Buying a real estate in Windermere Florida - If you are interested in buying real estate in Windermere Florida, you will enjoy searching all the Windermere MLS listings. You can even save your favorites! There are some terrific foreclosure homes for sale in Windermere right now. Just ask Michael about them. Just recently we've seen some beautiful town homes in foreclosure for 40 cents on the dollar! We pride ourselves on having all the MLS listings of homes for sale, condos, and we even have vacant land and other property listings. If you see a listing you like, or just have question about properties you may have seen while driving around, we can help you with all your Windermere real estate needs.
Selling a home in Windermere - If you’re selling a home in Windermere, Florida, you will appreciate our no pressure approach to helping you with this potentially stressful endeavor. You will feel a great sense of relief once you request our FREE real estate market analysis (CMA) of your home. While we are doing this thorough evaluation of your homes marketability, we can go over every detail of the home selling process.

About Windermere Florida - Nestled among the spring-fed Butler Chain of Lakes, the cozy Town of Windermere, population 2,300, has emerged as the region’s new-money address of choice.
With Lake Butler on the west, Lake Down on the east and Lake Bessie on the southeast, Windermere is a lush peninsula where nearly 40 percent of the homes are waterfront. Windermere—or at least the area surrounding it—is also home to some of Central Florida’s most upscale new communities.

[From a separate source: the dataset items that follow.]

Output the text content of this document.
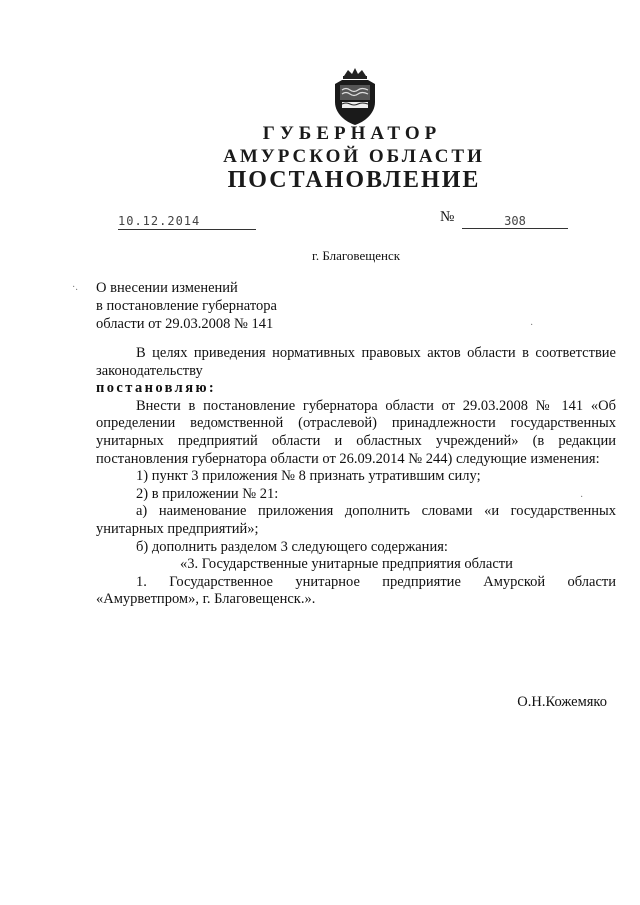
ГУБЕРНАТОР
АМУРСКОЙ ОБЛАСТИ
ПОСТАНОВЛЕНИЕ
10.12.2014	№	308
г. Благовещенск
·.
·
·
О внесении изменений
в постановление губернатора
области от 29.03.2008 № 141

В целях приведения нормативных правовых актов области в соответствие законодательству

постановляю:

Внести в постановление губернатора области от 29.03.2008 № 141 «Об определении ведомственной (отраслевой) принадлежности государственных унитарных предприятий области и областных учреждений» (в редакции постановления губернатора области от 26.09.2014 № 244) следующие изменения:

1) пункт 3 приложения № 8 признать утратившим силу;

2) в приложении № 21:

а) наименование приложения дополнить словами «и государственных унитарных предприятий»;

б) дополнить разделом 3 следующего содержания:

«3. Государственные унитарные предприятия области

1. Государственное унитарное предприятие Амурской области «Амурветпром», г. Благовещенск.».

О.Н.Кожемяко
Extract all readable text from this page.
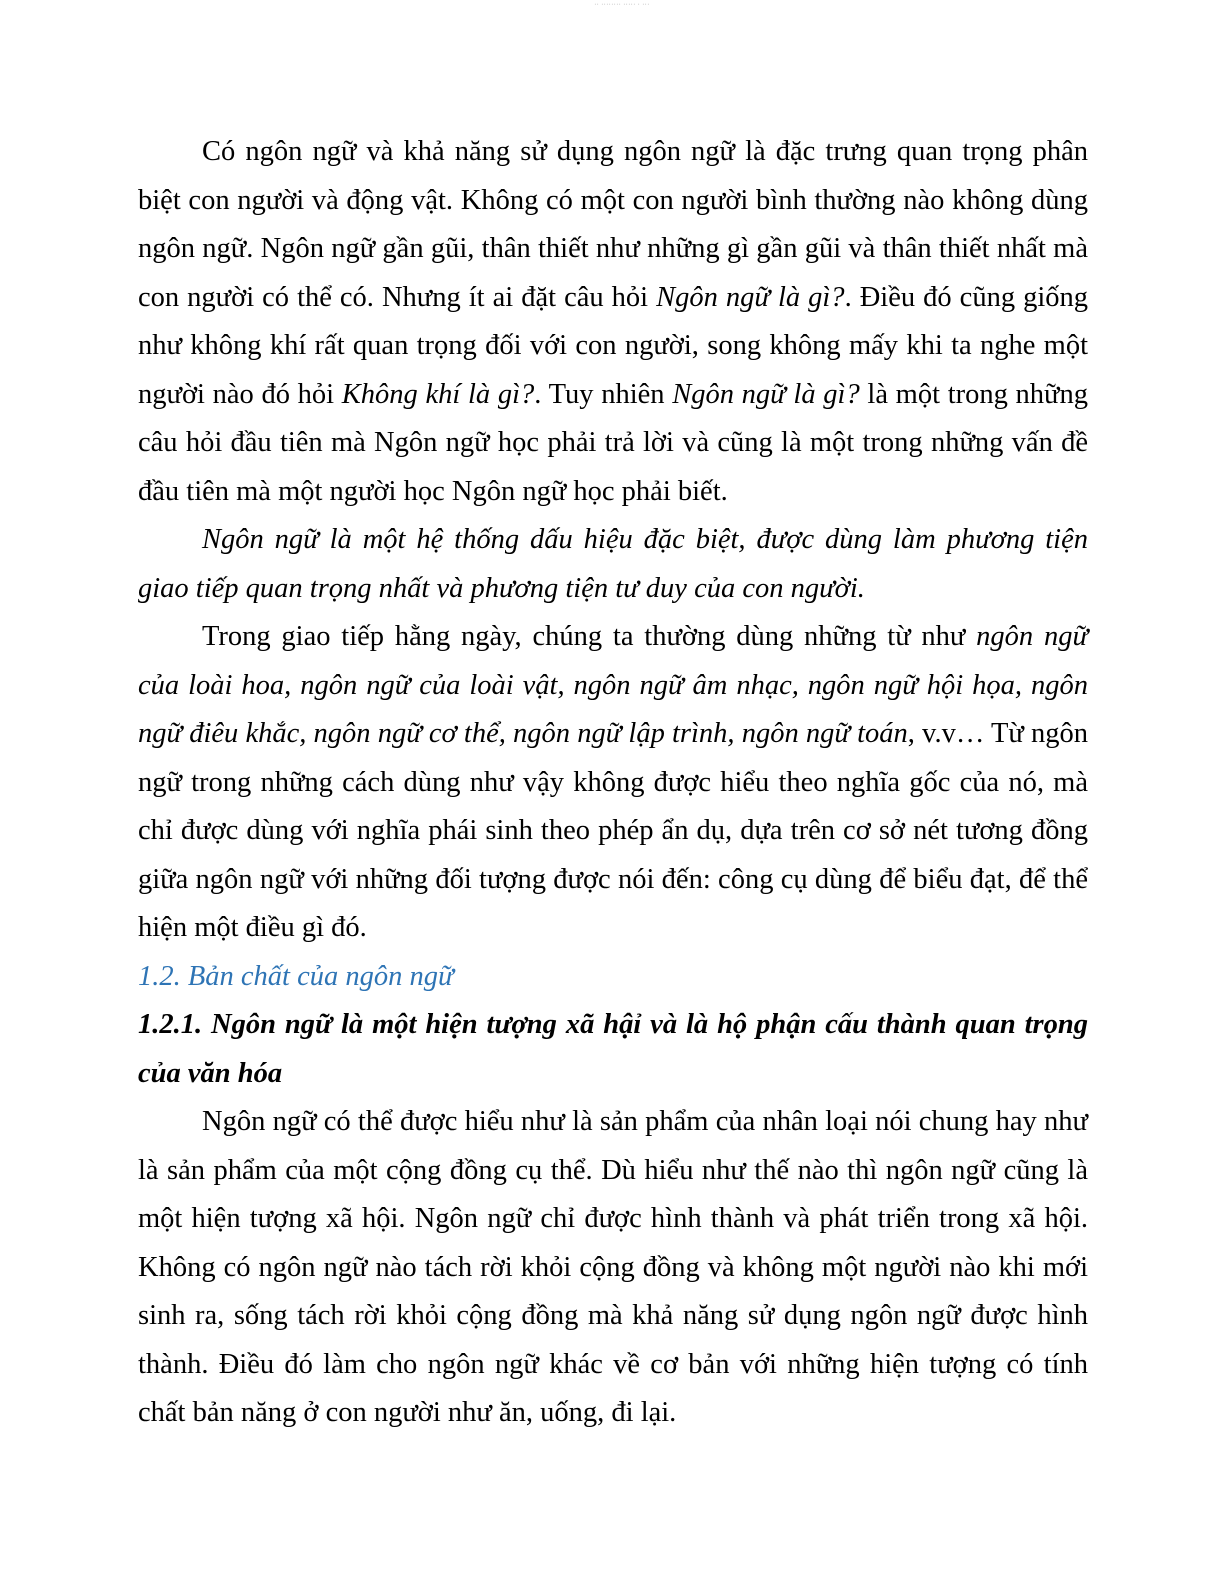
·· ········ ····· · ···

Có ngôn ngữ và khả năng sử dụng ngôn ngữ là đặc trưng quan trọng phân biệt con người và động vật. Không có một con người bình thường nào không dùng ngôn ngữ. Ngôn ngữ gần gũi, thân thiết như những gì gần gũi và thân thiết nhất mà con người có thể có. Nhưng ít ai đặt câu hỏi Ngôn ngữ là gì?. Điều đó cũng giống như không khí rất quan trọng đối với con người, song không mấy khi ta nghe một người nào đó hỏi Không khí là gì?. Tuy nhiên Ngôn ngữ là gì? là một trong những câu hỏi đầu tiên mà Ngôn ngữ học phải trả lời và cũng là một trong những vấn đề đầu tiên mà một người học Ngôn ngữ học phải biết.

Ngôn ngữ là một hệ thống dấu hiệu đặc biệt, được dùng làm phương tiện giao tiếp quan trọng nhất và phương tiện tư duy của con người.

Trong giao tiếp hằng ngày, chúng ta thường dùng những từ như ngôn ngữ của loài hoa, ngôn ngữ của loài vật, ngôn ngữ âm nhạc, ngôn ngữ hội họa, ngôn ngữ điêu khắc, ngôn ngữ cơ thể, ngôn ngữ lập trình, ngôn ngữ toán, v.v… Từ ngôn ngữ trong những cách dùng như vậy không được hiểu theo nghĩa gốc của nó, mà chỉ được dùng với nghĩa phái sinh theo phép ẩn dụ, dựa trên cơ sở nét tương đồng giữa ngôn ngữ với những đối tượng được nói đến: công cụ dùng để biểu đạt, để thể hiện một điều gì đó.

1.2. Bản chất của ngôn ngữ
1.2.1. Ngôn ngữ là một hiện tượng xã hậỉ và là hộ phận cấu thành quan trọng của văn hóa

Ngôn ngữ có thể được hiểu như là sản phẩm của nhân loại nói chung hay như là sản phẩm của một cộng đồng cụ thể. Dù hiểu như thế nào thì ngôn ngữ cũng là một hiện tượng xã hội. Ngôn ngữ chỉ được hình thành và phát triển trong xã hội. Không có ngôn ngữ nào tách rời khỏi cộng đồng và không một người nào khi mới sinh ra, sống tách rời khỏi cộng đồng mà khả năng sử dụng ngôn ngữ được hình thành. Điều đó làm cho ngôn ngữ khác về cơ bản với những hiện tượng có tính chất bản năng ở con người như ăn, uống, đi lại.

But although they advertise Windermere addresses, most of these ritzy developments aren’t technically in Windermere, much to the chagrin of some locals who object to the alleged misappropriation of the town’s proud name.
In fact, Windermere itself is just 689 acres, and consists largely of a laid-back retail district with a few mom-and-pop stores and a scattering of older homes lining sandy streets. Those streets remain unpaved, to discourage traffic and prevent runoff from damaging the Butler Chain, which consists of eight pristine lakes connected by a canal system.
The lakes attracted one of Windermere’s first investors, Joseph Hill Scott, an English clergyman who in 1885 bought 150 acres. Scott’s son, Stanley, homesteaded the property and supposedly named it after Lake Windermere in England.
The railroad connected Windermere and Kissimmee in 1889, but freezes in 1894 and 1895 destroyed the town’s citrus industry. Little changed until 1910, when a pair of Ohio investors named D.H. Johnson and J. Calvin Palmer bought all the land they could piece together and formed the Windermere Improvement Company for the purpose of developing it. The pair promoted “Beautiful Lakes of Pure Spring Water” and aimed their marketing at moneyed Northerners.
Although few who live here want to see the town change significantly, Windermere city officials are making concessions to the growth surrounding it. The town recently completed a $2.5 million public works project—the largest in its history—to revamp the downtown area, bricking three blocks of Main and Frontage streets, expanding parking lots, replacing stop signs with roundabouts and generally upgrading its appearance.